Audicula-I mit AKG K-141 Monitor
AUDICULA-I mit AKG K-141 Monitor

Dabei stellt sich die typische Detailpräzision beim Hören mit Kopfhörern ohne einen in die Höhe getriebenen Aufwand nicht ein: das breit aufgefächerte Informationsspektrum komplexer Musik erschließt sich erst durch ein souveränes Zusammenspiel von akustischem Potential von Schallwandler und elektronischem Leistungspotential seiner Versorgungsquelle - nicht alle, aber sehr viele interne Kopfhörerverstärker von HiFi-Komponenten verwenden billigste Bauteile und einfachste Schaltungstechnik, was häufig auch für viele der häufig verführerisch verpackten externen Modelle zutrifft.

Diese Überlegungen führten zum AUDICULA-I Voll-Röhren-Kopfhörermodul für Kopfhörersysteme mit dynamischem Wandlerprinzip und Treiberimpedanzen ab 300 Ohm.

Das Ziel war dabei, einen von Störspannungen freien, lupenreinen Class-A/Single-End Triodenklang auf meinen seit Jahren von mir heißgeliebten AKG-Kopfhörer, den geradezu klassischen supraauralen AKG-K141-Monitor zu übertragen. Das Schaltungsdesign des Verstärkers stellt dabei keine Neuerfindung der Röhrenelektronik dar, ist aber enigma-line-typisch frei von akustisch völlig nutzlosem (Stichwort: akustische Fata Morgana...) und somit auch überflüssigem Voodoo-MUMPITZ, ist konsequent auf hohem Niveau konzipiert und angemessen umgesetzt: transformatorlose, zweistufige Standard-Triodenschaltung ohne Gegenkopplung, ausgelagertes, großzügig dimensioniertes und komplett über Taster relaisgesteuertes Netzteil in aktueller Halbleitertechnik mit stabilisierter Heiz- und Anodenspannung sowie verzögertem Zuschalten der Röhrenhochspannung.
Für eine optimale Partnerschaft bringt der AKG K-141 Monitor alle notwendigen Voraussetzungen mit - es gibt diesen inzwischen aus der Produktpalette von AKG leider verschwundenen, legendären halboffenen Kopfhörer mit seinem unnachahmlichen Kult-Status schon seit den frühen neunziger Jahren des letzten Jahrhunderts.

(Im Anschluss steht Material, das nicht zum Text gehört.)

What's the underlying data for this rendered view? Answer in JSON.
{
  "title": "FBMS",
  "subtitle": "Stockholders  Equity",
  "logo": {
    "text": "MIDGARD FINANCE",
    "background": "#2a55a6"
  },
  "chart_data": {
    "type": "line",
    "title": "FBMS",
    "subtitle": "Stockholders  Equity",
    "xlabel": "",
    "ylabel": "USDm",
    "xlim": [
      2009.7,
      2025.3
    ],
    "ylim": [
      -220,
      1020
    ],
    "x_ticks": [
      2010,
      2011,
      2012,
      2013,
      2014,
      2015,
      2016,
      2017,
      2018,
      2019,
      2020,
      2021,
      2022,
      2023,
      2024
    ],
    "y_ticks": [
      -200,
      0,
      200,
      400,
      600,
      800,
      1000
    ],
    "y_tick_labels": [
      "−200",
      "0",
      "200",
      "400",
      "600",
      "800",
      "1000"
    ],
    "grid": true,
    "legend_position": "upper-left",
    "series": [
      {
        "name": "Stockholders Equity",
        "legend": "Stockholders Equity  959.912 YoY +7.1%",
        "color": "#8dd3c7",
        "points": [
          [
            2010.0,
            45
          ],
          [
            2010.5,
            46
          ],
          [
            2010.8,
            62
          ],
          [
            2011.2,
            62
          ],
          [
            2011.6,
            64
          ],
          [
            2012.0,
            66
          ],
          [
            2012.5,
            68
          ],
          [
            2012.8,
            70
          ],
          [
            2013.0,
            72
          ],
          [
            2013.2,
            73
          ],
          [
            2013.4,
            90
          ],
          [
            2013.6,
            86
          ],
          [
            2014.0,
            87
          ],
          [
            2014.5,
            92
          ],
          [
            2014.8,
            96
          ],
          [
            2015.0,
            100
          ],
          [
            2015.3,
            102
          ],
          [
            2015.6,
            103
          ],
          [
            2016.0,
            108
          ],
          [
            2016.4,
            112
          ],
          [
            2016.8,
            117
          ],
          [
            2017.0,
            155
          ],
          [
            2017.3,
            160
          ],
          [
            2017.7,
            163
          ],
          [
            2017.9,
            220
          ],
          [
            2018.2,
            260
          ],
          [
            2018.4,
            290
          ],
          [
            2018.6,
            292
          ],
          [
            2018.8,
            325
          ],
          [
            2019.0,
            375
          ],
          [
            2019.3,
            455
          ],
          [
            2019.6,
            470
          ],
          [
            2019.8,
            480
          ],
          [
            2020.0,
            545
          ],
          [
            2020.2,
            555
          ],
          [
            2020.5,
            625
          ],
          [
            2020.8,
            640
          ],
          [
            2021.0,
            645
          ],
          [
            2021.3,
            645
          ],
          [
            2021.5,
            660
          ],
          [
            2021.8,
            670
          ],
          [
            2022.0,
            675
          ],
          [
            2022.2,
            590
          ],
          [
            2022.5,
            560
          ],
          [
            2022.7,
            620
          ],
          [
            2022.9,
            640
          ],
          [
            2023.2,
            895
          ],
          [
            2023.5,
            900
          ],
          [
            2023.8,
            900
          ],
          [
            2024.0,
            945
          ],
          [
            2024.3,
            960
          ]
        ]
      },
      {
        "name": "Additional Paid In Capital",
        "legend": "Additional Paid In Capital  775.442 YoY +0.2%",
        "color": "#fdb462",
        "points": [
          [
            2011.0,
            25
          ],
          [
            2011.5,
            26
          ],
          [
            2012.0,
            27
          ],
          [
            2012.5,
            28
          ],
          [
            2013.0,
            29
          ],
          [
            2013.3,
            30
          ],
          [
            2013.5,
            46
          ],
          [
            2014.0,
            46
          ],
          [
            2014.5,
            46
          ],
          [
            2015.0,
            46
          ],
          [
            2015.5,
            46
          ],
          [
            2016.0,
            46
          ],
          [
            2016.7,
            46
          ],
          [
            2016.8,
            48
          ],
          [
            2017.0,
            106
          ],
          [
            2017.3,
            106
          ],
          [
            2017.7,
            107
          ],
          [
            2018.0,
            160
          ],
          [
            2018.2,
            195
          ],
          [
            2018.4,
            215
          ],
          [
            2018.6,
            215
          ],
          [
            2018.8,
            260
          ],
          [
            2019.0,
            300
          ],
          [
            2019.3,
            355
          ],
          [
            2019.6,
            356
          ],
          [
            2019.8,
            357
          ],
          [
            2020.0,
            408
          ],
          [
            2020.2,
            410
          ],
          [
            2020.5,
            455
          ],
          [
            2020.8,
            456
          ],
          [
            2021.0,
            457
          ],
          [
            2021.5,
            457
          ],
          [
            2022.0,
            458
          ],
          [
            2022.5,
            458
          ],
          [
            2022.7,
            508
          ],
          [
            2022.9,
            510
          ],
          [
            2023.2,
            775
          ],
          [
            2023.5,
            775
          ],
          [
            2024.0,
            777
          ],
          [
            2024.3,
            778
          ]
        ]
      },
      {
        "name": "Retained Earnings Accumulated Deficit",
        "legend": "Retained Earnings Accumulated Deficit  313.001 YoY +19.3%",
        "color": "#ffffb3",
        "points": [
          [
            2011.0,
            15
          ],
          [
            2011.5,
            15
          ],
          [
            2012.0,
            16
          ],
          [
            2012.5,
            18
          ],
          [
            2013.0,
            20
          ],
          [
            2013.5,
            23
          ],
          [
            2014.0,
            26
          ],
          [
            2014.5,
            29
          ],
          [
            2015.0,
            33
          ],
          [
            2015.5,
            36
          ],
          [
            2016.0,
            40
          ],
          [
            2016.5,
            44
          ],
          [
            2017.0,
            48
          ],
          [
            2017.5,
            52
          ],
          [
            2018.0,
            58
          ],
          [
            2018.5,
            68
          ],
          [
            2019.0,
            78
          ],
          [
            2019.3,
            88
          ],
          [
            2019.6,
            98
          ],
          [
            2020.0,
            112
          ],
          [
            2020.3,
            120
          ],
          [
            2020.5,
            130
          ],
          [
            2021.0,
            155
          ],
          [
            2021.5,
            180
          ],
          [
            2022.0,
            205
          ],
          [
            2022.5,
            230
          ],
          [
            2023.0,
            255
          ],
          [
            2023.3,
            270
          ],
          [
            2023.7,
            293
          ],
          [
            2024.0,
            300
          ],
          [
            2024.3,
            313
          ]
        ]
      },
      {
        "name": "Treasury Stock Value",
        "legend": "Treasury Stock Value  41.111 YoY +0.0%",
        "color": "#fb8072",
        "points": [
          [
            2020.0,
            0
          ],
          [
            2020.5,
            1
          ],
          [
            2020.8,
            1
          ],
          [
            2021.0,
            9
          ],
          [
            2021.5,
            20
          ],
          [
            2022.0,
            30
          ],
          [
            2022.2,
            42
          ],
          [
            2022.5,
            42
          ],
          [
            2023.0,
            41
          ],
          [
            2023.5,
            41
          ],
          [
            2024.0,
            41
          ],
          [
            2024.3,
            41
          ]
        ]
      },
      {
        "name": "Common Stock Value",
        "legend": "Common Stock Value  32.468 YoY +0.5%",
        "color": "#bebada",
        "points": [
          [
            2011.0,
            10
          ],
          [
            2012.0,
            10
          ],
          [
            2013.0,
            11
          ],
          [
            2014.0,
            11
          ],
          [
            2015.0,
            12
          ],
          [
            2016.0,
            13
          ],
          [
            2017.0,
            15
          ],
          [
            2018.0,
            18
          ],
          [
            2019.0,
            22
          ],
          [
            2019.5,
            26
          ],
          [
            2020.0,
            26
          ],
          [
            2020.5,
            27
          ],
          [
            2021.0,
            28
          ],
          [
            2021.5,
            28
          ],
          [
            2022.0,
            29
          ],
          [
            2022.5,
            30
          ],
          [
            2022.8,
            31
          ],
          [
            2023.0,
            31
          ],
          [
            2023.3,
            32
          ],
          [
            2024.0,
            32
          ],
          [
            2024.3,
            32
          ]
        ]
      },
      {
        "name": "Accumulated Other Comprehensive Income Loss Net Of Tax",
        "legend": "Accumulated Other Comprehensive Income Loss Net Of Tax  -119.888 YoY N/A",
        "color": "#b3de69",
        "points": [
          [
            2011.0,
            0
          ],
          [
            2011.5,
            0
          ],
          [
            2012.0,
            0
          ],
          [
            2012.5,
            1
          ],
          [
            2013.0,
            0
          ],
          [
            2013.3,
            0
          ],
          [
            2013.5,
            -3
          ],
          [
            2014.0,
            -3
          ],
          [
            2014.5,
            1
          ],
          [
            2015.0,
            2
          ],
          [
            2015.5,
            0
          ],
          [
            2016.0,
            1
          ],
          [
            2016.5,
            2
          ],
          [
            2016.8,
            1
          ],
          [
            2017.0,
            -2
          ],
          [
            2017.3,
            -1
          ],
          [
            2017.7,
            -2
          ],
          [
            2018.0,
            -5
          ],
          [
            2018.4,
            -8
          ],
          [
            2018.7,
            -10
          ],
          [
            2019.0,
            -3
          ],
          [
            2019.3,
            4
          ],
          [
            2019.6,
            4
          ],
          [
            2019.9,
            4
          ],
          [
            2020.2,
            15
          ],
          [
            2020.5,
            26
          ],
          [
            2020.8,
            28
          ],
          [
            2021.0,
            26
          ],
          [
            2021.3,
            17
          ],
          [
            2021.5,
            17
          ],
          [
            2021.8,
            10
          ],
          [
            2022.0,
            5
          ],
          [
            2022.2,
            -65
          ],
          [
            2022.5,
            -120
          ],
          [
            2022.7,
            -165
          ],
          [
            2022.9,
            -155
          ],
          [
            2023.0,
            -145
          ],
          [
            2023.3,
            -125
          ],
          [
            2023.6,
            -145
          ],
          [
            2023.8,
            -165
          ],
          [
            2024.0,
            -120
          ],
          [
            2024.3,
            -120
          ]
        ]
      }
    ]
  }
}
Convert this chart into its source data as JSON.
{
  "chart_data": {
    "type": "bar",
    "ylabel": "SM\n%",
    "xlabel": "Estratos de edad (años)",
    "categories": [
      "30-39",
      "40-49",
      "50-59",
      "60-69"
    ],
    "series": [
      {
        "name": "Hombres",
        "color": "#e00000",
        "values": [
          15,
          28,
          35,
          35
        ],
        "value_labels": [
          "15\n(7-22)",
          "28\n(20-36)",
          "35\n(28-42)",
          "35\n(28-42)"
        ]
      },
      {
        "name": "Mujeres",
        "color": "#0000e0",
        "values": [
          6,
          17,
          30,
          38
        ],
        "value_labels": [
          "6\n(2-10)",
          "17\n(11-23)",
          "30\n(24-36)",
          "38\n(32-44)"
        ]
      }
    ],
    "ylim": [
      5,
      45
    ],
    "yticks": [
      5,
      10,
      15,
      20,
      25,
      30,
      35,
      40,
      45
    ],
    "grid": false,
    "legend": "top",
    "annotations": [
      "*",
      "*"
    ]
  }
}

Selbstverständlich kann der K-141 im Vergleich mit den kostspieligen und hochgezüchteten aktuellen dynamischen Kopfhörermodellen diverser Hersteller klanglich nicht mehr mithalten, da fehlen ganz einfach einige Jahre konsequenter Weiterentwicklung der Kopfhörerakustik - seine tonale Abstimmung und akustische Handschrift ist für meine Hörgewohnheiten durchaus immer noch akzeptabel.
Mit den Beyermodellen teilt der K141 Monitor die für das OTL-Schaltungsdesign wünschenswerte hochohmige Anschlussimpedanz, die eine beim Monitoring im Studiobetrieb häufig praktizierte Parallelschaltung mehrerer Kopfhörer ermöglicht - zusammen mit der typischen Frequenzlinearität hat dies den K141 Monitor zu dem am weitesten verbreiteten Kopfhörer in den Tonstudios der Welt gemacht.

enigma-line Audicula I, Detailansicht
AUDICULA-I Détailansicht von vorne; deutlich zu erkennen sind die 'long-plate' Anodenbleche der 6211-Doppeltriode
In zahllosen Hörsitzungen hat sich bestätigt, was anfänglich eher Wunschdenken gewesen ist: der geradlinige und grundehrliche AKG K141 Monitor, ein typischer Regiekopfhörer der nichts verschweigt und nichts beschönigt, läuft mit dem Röhrenverstärkermodul zu einer akustischen Hochform auf.
Für die nächsten Hörexperimente ist ein Zusammentreffen mit den relativ hochohmigen Top-Sennheisermodellen HD 650, HD 800 und dem neuen Beyerdynamik T1 geplant, die zwei Klinkenbuchsen bei einem meiner beiden Exemplare ermöglichen einen direkten A/B-Vergleich.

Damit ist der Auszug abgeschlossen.